A reason to welcome AI in science publishing:

More and more concern is being raised about the problems in academia that are rapidly expanding both qualitatively and quantitatively. Hardly anyone will disagree that there is a reproducibility crisis, increasing frequency of frauds and misconducts at every level. The burden of APCs is destroying the level playing field (if there was any) so that only the rich can publish in prestigious journals.  The bibliographic indices have almost taken away the need to read anything, because the importance of any piece of work is gauged by the journal impact factor; the performance of any researcher by the number of papers. So nobody reads research papers anymore. Citing them does not need reading them anyway. The rapidly changing picture in academia is a perfect case of proxy failure where proxies have completely devoured the goal of research. Now asking novel questions, getting new insights and solving society’s problems is no more the goal of research. Publishing papers in prestigious journals and grabbing more and more grants is. With this a downfall of science is bound to happen, and actual downfall that has already begun is also well demonstrated by many published studies.

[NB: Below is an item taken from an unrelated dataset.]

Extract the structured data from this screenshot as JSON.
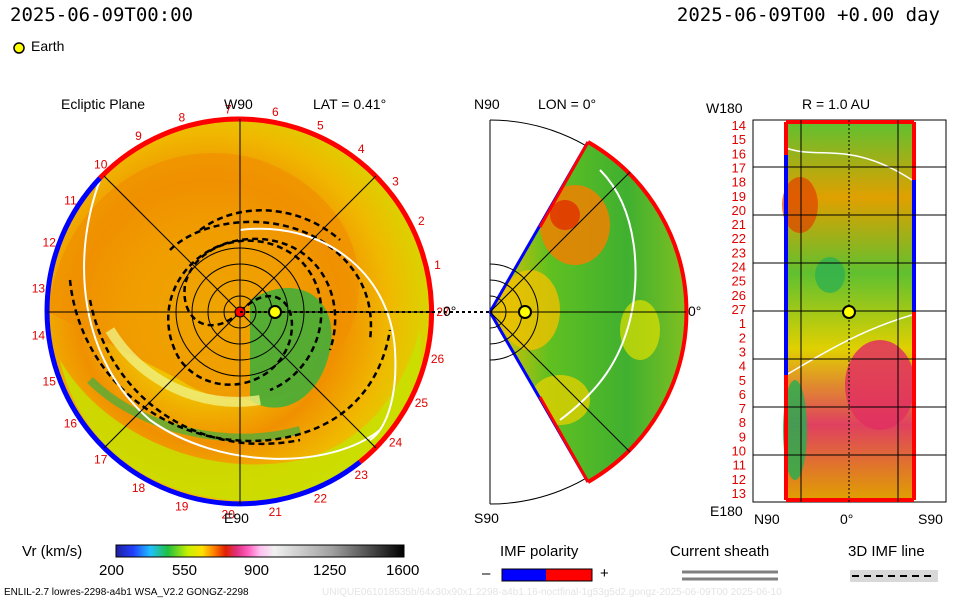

An additional serious concern now is AI. Of late so many researchers are using AI to write papers whose apparent quality of presentation is often better than what researchers themselves could have written. At present AI tools have many obvious flaws and they get caught red handed quite often. Incidences in which hallucinating AI cited references that did not exist have come to light. But soon AI will evolve to be better and then it will make it harder to detect flaws. In response to the first wave of AI generated papers, some journals banned them, but soon implementing such things will become impossible. An arms race of smarter frauds and smarter whistleblowers is not exactly going to be good for science.

Who will benefit the most from the more refined AI tools? Certainly the people involved in research misconduct because the frauds will become increasingly smarter and more difficult to detect as AI gets smarter.

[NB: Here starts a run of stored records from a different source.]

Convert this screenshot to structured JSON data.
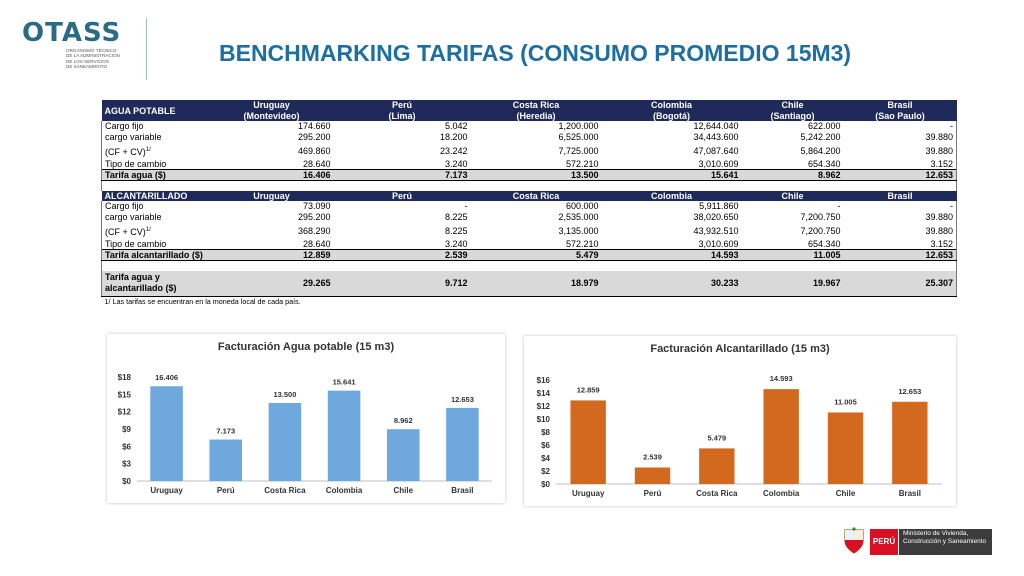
{
  "header": {
    "logo_text": "OTASS",
    "logo_subtitle": [
      "ORGANISMO TÉCNICO",
      "DE LA ADMINISTRACIÓN",
      "DE LOS SERVICIOS",
      "DE SANEAMIENTO"
    ],
    "title": "BENCHMARKING TARIFAS (CONSUMO PROMEDIO 15M3)"
  },
  "agua": {
    "section_label": "AGUA POTABLE",
    "countries": [
      {
        "name": "Uruguay",
        "city": "(Montevideo)"
      },
      {
        "name": "Perú",
        "city": "(Lima)"
      },
      {
        "name": "Costa Rica",
        "city": "(Heredia)"
      },
      {
        "name": "Colombia",
        "city": "(Bogotá)"
      },
      {
        "name": "Chile",
        "city": "(Santiago)"
      },
      {
        "name": "Brasil",
        "city": "(Sao Paulo)"
      }
    ],
    "rows": [
      {
        "label": "Cargo fijo",
        "values": [
          "174.660",
          "5.042",
          "1,200.000",
          "12,644.040",
          "622.000",
          "-"
        ]
      },
      {
        "label": "cargo variable",
        "values": [
          "295.200",
          "18.200",
          "6,525.000",
          "34,443.600",
          "5,242.200",
          "39.880"
        ]
      },
      {
        "label": "(CF + CV)",
        "sup": "1/",
        "values": [
          "469.860",
          "23.242",
          "7,725.000",
          "47,087.640",
          "5,864.200",
          "39.880"
        ]
      },
      {
        "label": "Tipo de cambio",
        "values": [
          "28.640",
          "3.240",
          "572.210",
          "3,010.609",
          "654.340",
          "3.152"
        ]
      }
    ],
    "total": {
      "label": "Tarifa agua ($)",
      "values": [
        "16.406",
        "7.173",
        "13.500",
        "15.641",
        "8.962",
        "12.653"
      ]
    }
  },
  "alcantarillado": {
    "section_label": "ALCANTARILLADO",
    "countries": [
      "Uruguay",
      "Perú",
      "Costa Rica",
      "Colombia",
      "Chile",
      "Brasil"
    ],
    "rows": [
      {
        "label": "Cargo fijo",
        "values": [
          "73.090",
          "-",
          "600.000",
          "5,911.860",
          "-",
          "-"
        ]
      },
      {
        "label": "cargo variable",
        "values": [
          "295.200",
          "8.225",
          "2,535.000",
          "38,020.650",
          "7,200.750",
          "39.880"
        ]
      },
      {
        "label": "(CF + CV)",
        "sup": "1/",
        "values": [
          "368.290",
          "8.225",
          "3,135.000",
          "43,932.510",
          "7,200.750",
          "39.880"
        ]
      },
      {
        "label": "Tipo de cambio",
        "values": [
          "28.640",
          "3.240",
          "572.210",
          "3,010.609",
          "654.340",
          "3.152"
        ]
      }
    ],
    "total": {
      "label": "Tarifa alcantarillado ($)",
      "values": [
        "12.859",
        "2.539",
        "5.479",
        "14.593",
        "11.005",
        "12.653"
      ]
    }
  },
  "combined": {
    "label": "Tarifa agua y alcantarillado ($)",
    "values": [
      "29.265",
      "9.712",
      "18.979",
      "30.233",
      "19.967",
      "25.307"
    ]
  },
  "note": "1/ Las tarifas se encuentran en la moneda local de cada país.",
  "chart_data": [
    {
      "type": "bar",
      "title": "Facturación Agua potable (15 m3)",
      "categories": [
        "Uruguay",
        "Perú",
        "Costa Rica",
        "Colombia",
        "Chile",
        "Brasil"
      ],
      "values": [
        16.406,
        7.173,
        13.5,
        15.641,
        8.962,
        12.653
      ],
      "value_labels": [
        "16.406",
        "7.173",
        "13.500",
        "15.641",
        "8.962",
        "12.653"
      ],
      "yticks": [
        "$0",
        "$3",
        "$6",
        "$9",
        "$12",
        "$15",
        "$18"
      ],
      "ylim": [
        0,
        18
      ],
      "color": "#6fa8dc",
      "grid": false,
      "legend": "none"
    },
    {
      "type": "bar",
      "title": "Facturación Alcantarillado (15 m3)",
      "categories": [
        "Uruguay",
        "Perú",
        "Costa Rica",
        "Colombia",
        "Chile",
        "Brasil"
      ],
      "values": [
        12.859,
        2.539,
        5.479,
        14.593,
        11.005,
        12.653
      ],
      "value_labels": [
        "12.859",
        "2.539",
        "5.479",
        "14.593",
        "11.005",
        "12.653"
      ],
      "yticks": [
        "$0",
        "$2",
        "$4",
        "$6",
        "$8",
        "$10",
        "$12",
        "$14",
        "$16"
      ],
      "ylim": [
        0,
        16
      ],
      "color": "#d2691e",
      "grid": false,
      "legend": "none"
    }
  ],
  "footer": {
    "country": "PERÚ",
    "ministry": "Ministerio de Vivienda, Construcción y Saneamiento"
  },
  "colors": {
    "title": "#1e6e9f",
    "table_header": "#1f2a5a",
    "total_row": "#d9d9d9"
  }
}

And precisely for this reason I would welcome the use of AI in science publishing because it can get us out of the mess created by us over the last few decades. The mess has been created by the ‘publish or perish’ narratives that nurtured bad incentives. The set of bad incentives gave rise to the journal prestige rat race, the citation manipulation practices, the predatory journals as well as the prestigious robber journals exploiting the researchers’ desperation to publish. AI will help us come out of this mess not by smarter detection of fraud and misconduct, but by enhancing it and making it more and more immune to detection.

It is already become a common knowledge that many papers are being written with substantial contribution from AI. There is yet to be any example where a deep and disruptive insight is contributed by AI. The limiting factor in AI generated science is still going to be scientists who will decide to accept or reject what AI output is saying. If AI gives an output that goes against the current beliefs and opinions in the field, it is most likely to be rejected saying that sometime AI throws up junk (which might be true at times, but who knows) and we need not take every output as true. So AI will make normal routine and ritualistic science more rapid. It will give more easily and efficiently what people in a field are already expecting. But I doubt whether it will be of any help in a Kuhnian crisis.

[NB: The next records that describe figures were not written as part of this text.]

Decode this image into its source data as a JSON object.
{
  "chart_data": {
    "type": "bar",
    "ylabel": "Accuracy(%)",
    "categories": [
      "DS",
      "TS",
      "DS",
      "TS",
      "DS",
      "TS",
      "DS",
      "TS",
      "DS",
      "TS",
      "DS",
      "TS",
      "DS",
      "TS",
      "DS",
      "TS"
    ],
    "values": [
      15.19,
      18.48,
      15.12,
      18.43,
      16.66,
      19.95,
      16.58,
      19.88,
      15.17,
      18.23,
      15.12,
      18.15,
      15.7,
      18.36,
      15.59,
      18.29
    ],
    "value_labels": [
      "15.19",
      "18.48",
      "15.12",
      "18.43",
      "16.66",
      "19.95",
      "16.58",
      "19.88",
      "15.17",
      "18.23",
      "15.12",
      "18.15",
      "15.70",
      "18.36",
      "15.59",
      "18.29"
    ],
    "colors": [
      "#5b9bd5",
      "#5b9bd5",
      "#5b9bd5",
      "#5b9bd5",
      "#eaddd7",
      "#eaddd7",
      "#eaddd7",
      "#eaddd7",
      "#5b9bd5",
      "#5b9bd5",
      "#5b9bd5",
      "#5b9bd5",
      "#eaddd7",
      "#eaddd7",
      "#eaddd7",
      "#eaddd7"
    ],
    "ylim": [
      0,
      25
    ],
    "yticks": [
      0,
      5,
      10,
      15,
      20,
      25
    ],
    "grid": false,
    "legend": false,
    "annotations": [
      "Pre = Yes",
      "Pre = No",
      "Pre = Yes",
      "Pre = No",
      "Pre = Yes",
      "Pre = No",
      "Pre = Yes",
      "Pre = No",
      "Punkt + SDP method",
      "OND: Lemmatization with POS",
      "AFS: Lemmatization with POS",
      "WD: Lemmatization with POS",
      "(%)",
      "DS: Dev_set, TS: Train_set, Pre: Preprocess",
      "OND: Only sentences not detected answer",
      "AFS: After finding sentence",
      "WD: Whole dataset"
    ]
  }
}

But AI will tremendously help those who want to strengthen their CVs deceptively by increasing their number of publications, and blowing up citations. This trend will increase so sharply that it will soon collapse under its own weight. As writing papers become easier, their value in a CV will fall rapidly. Institutions will have to find alternative means to “evaluate” their candidates and employees. The clerical evaluation based on some numbers and indices will become so obviously ridiculous that it will have to give way to curious and critical evaluation which is not quantifiable and which cannot be done without efforts and expertise. Critical thinking, disruptive ideas, reproducibility will have to come to the front seat and replace bibliographic indices. Nothing can be more welcome than this. If the importance of number papers published and citation based indices vanishes, most bad incentives for fraudulent practices will vanish in no time.  Paper mills and peer review mills will collapse. There can no more be profiteering either by predatory or by robber journals. The edema of science will vanish because it will be no more confused with growth. So let AI disturb, disrupt and destroy the mainstream science publishing systems and that is my only hope to save science from its rapidly declining trustworthiness.

This will certainly happen but not very smoothly. There will be a decade or more of utter crisis and chaos, which has started already. The entire credibility of academia will be at stake. People will cross question the very existence of so many people in academia drawing fat salaries and contributing nothing to real insights.  If academics are prudent, they should start the process of rethinking sooner to shorten the period of crisis and chaos. Vested interests of publishers and power centers in academia will not allow this to happen so easily. There attempt will be to keep things entangled in the arms race. But there still are sensible people in science, aren’t they? The only thing sensible is to allow the current system of science publishing to get crushed under the weight of the AI assisted edema and then make a fresh beginning where HUMANS and not some computed indices make value judgments, identify, attach and appreciate real and insightful contributions to science and make a community of innately curious and investigative minds with no added incentives and rewards. Then let them take help of AI for anything. When the human rat race has vanished, AI will be tremendously useful for its positive contributions.